Lehman's Dick Fuld's State of Denial

This past weekend's Wall Street Journal carried a front-page article regarding the recent activity of now-defunct Lehman Brothers' last CEO, Richard Fuld.

It's a lengthy article, carrying over from the middle of the front page to half of an inside page. There are a host of details concerning how Fuld is, appropriately, still treated as a pariah by most senior executives in the financial services sector.

Despite that, Fuld has already filed the paperwork to start his new shell of a firm, Matrix Advisors LLC.

One thing the Journal article stresses through numerous anecdotes is that nobody is paying Fuld for anything. He has "given hours of free advice to a firm run by a former Lehman employee," the piece states, and then goes on to remark similarly on other Fuld efforts to stay busy.

Somewhere among the details of his helping to wind down the smoldering ruins of his old firm, this passage appears,

"Yet in these same months, Mr. Fuld would walk down the hall and park himself in Mr. Marsal's office, sometimes asking his new boss: "Is there anything I could have done differently?" "

Gee, let me think.

Take less risk? Try not to intimidate anyone inside Lehman who disagreed with you?

Maybe wake up by late 2007, watch the commercial banks booking hundreds of millions of dollars in mortgage securities write-offs, and figure that debt markets were going to be getting chary?
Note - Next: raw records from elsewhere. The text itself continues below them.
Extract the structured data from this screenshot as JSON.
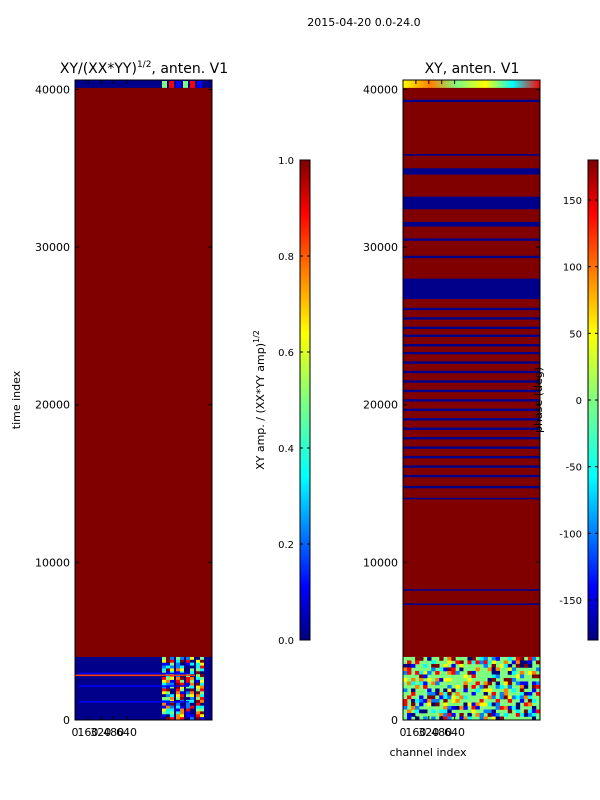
{
  "figure_title": "2015-04-20 0.0-24.0",
  "colors": {
    "dark_red": "#800000",
    "dark_blue": "#00008b",
    "jet": [
      "#00007f",
      "#0000ff",
      "#007fff",
      "#00ffff",
      "#7fff7f",
      "#ffff00",
      "#ff7f00",
      "#ff0000",
      "#7f0000"
    ]
  },
  "chart_data": [
    {
      "type": "heatmap",
      "title_main": "XY/(XX*YY)",
      "title_sup": "1/2",
      "title_tail": ", anten. V1",
      "xlabel": "",
      "ylabel": "time index",
      "x_ticks": [
        "0",
        "160",
        "320",
        "480",
        "640"
      ],
      "x_range": [
        0,
        1700
      ],
      "y_ticks": [
        "0",
        "10000",
        "20000",
        "30000",
        "40000"
      ],
      "y_range": [
        0,
        40600
      ],
      "colorbar": {
        "label_main": "XY amp. / (XX*YY amp)",
        "label_sup": "1/2",
        "ticks": [
          "0.0",
          "0.2",
          "0.4",
          "0.6",
          "0.8",
          "1.0"
        ],
        "range": [
          0.0,
          1.0
        ]
      },
      "regions": [
        {
          "desc": "saturated block",
          "y": [
            4000,
            40100
          ],
          "value": 1.0
        },
        {
          "desc": "low-amplitude region",
          "y": [
            0,
            4000
          ],
          "value": 0.0
        },
        {
          "desc": "top low-amplitude band",
          "y": [
            40100,
            40600
          ],
          "value": 0.0
        }
      ]
    },
    {
      "type": "heatmap",
      "title_main": "XY, anten. V1",
      "xlabel": "channel index",
      "ylabel": "",
      "x_ticks": [
        "0",
        "160",
        "320",
        "480",
        "640"
      ],
      "x_range": [
        0,
        1700
      ],
      "y_ticks": [
        "0",
        "10000",
        "20000",
        "30000",
        "40000"
      ],
      "y_range": [
        0,
        40600
      ],
      "colorbar": {
        "label_main": "phase (deg)",
        "ticks": [
          "-150",
          "-100",
          "-50",
          "0",
          "50",
          "100",
          "150"
        ],
        "range": [
          -180,
          180
        ]
      },
      "blue_bands": [
        [
          39200,
          39350
        ],
        [
          35800,
          35900
        ],
        [
          34600,
          35000
        ],
        [
          32400,
          33200
        ],
        [
          31300,
          31600
        ],
        [
          30400,
          30550
        ],
        [
          29300,
          29450
        ],
        [
          27800,
          28000
        ],
        [
          26700,
          27900
        ],
        [
          26000,
          26150
        ],
        [
          25400,
          25550
        ],
        [
          24800,
          24950
        ],
        [
          24300,
          24450
        ],
        [
          23700,
          23850
        ],
        [
          23200,
          23350
        ],
        [
          22600,
          22750
        ],
        [
          22000,
          22150
        ],
        [
          21400,
          21550
        ],
        [
          20800,
          20950
        ],
        [
          20200,
          20350
        ],
        [
          19600,
          19750
        ],
        [
          19000,
          19150
        ],
        [
          18400,
          18550
        ],
        [
          17800,
          17950
        ],
        [
          17200,
          17350
        ],
        [
          16600,
          16750
        ],
        [
          16000,
          16150
        ],
        [
          15400,
          15550
        ],
        [
          14700,
          14850
        ],
        [
          14000,
          14100
        ],
        [
          8200,
          8300
        ],
        [
          7300,
          7400
        ]
      ]
    }
  ]
}
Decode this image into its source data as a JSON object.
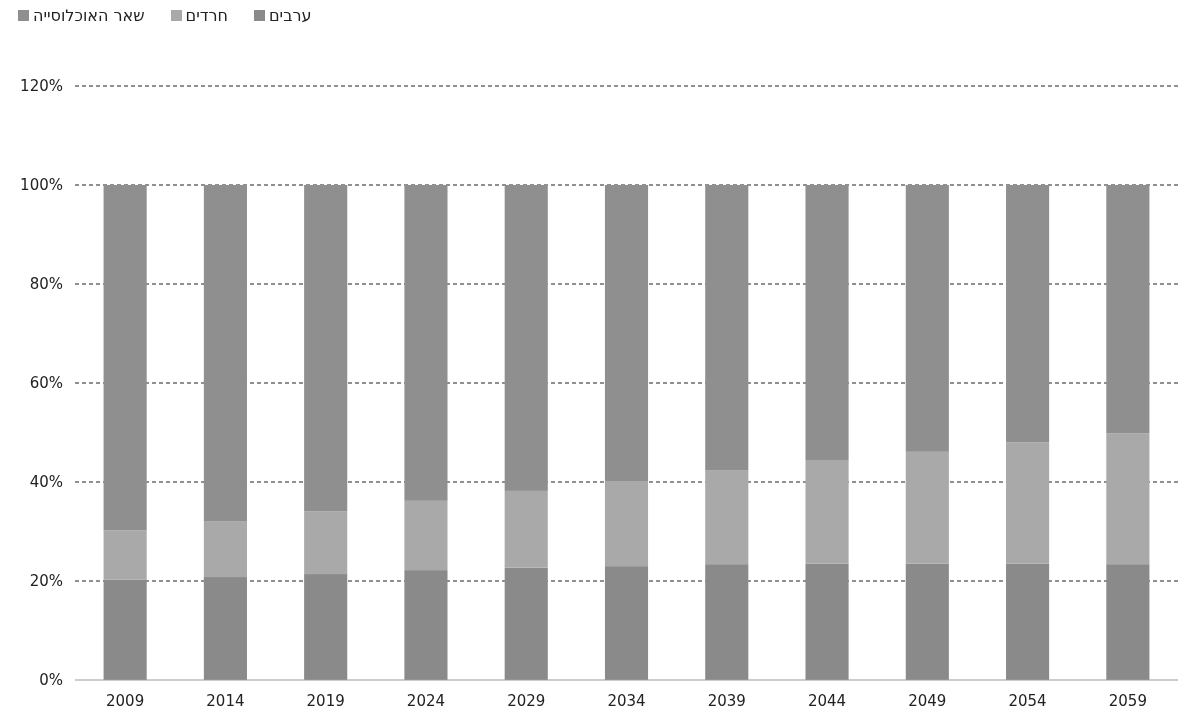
{
  "chart_data": {
    "type": "bar",
    "stacked": true,
    "categories": [
      "2009",
      "2014",
      "2019",
      "2024",
      "2029",
      "2034",
      "2039",
      "2044",
      "2049",
      "2054",
      "2059"
    ],
    "series": [
      {
        "name": "ערבים",
        "color": "#8a8a8a",
        "values": [
          20.3,
          20.8,
          21.4,
          22.2,
          22.7,
          23.0,
          23.4,
          23.5,
          23.5,
          23.5,
          23.4
        ]
      },
      {
        "name": "חרדים",
        "color": "#a9a9a9",
        "values": [
          9.9,
          11.3,
          12.7,
          14.0,
          15.5,
          17.2,
          18.9,
          20.8,
          22.6,
          24.5,
          26.4
        ]
      },
      {
        "name": "שאר האוכלוסייה",
        "color": "#8f8f8f",
        "values": [
          69.8,
          67.9,
          65.9,
          63.8,
          61.8,
          59.8,
          57.7,
          55.7,
          53.9,
          52.0,
          50.2
        ]
      }
    ],
    "ylim": [
      0,
      120
    ],
    "yticks": [
      {
        "value": 0,
        "label": "0%"
      },
      {
        "value": 20,
        "label": "20%"
      },
      {
        "value": 40,
        "label": "40%"
      },
      {
        "value": 60,
        "label": "60%"
      },
      {
        "value": 80,
        "label": "80%"
      },
      {
        "value": 100,
        "label": "100%"
      },
      {
        "value": 120,
        "label": "120%"
      }
    ],
    "grid": "y",
    "legend": "top left"
  }
}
Maybe lengthen your own firm's average funding duration and prepare to shrink your balance sheet, so you would not get hit with an age-old risk of brokerages, which is having your funding commercial banks pull your credit lines?

You see, when the balance sheets of banks that fund your short-term credit needs, out of their aptly-named broker-loan divisions, begin to shrink like balloon suddenly thrust into a deep-freeze, you can pretty much guess that you, as a brokerage and/or investment bank, will be next in line for credit access troubles.

But, I guess, not if you're Dick Fuld.

No, Dick just merrily played Russian roulette with the regulators, lenders, and investors. Never one to look on the gloomy side, or prudently plan for less-than-desirable scenarios, Fuld rammed his firm's operating throttles to the wall as 2008 moved into summer.

In a telling, candid interview nearly exactly one year ago today, described in this post, former Salomon Brothers' CEO John Gutfreund addressed Fuld's actions at Lehman.

I wrote of Gutfreund's remarks,

"Gutfreund was asked how Lehman's demise came about, and he said something to the effect,
"By the over-optimistic actions of the firm's CEO and his senior managers."


Pressed further, he allowed as how the firm was unrealistic, in this era and environment, to believe it could remain independent while grappling with its writedown problems. Gutfreund never used Fuld's name, but pointed out that Lehman had had months in which to gracefully sell itself before coming to Chapter 11."

Maybe Dick Fuld should have asked Gutfreund, rather than a rather innocuous financial rag merchant, how he managed to run Lehman into the ground, and what he could have "done differently."

The Journal article also replays Fuld's now-famous comment before a House committee that he will never understand, until he is buried, why no government rescue was organized to save Lehman.

I find, and have always found, this to be the epitome of chutzpah on Fuld's part. Ever the swaggering, intimidating brute of an investment bank CEO, cutting an image of a swashbuckling, fearless leader, he now asks us to sympathize with his expectation that, having ruined Lehman, someone should have saved him, and his investors, from his own bad judgment.

I'm a bit surprised the Journal even wasted half a page on this treacle. Then, again, as a friend and I observed over the weekend, the paper has morphed heavily toward tabloid business journalism since Murdoch's purchase.

Human interest stories of fallen Wall Street titans probably sells a lot of newspaper subscriptions.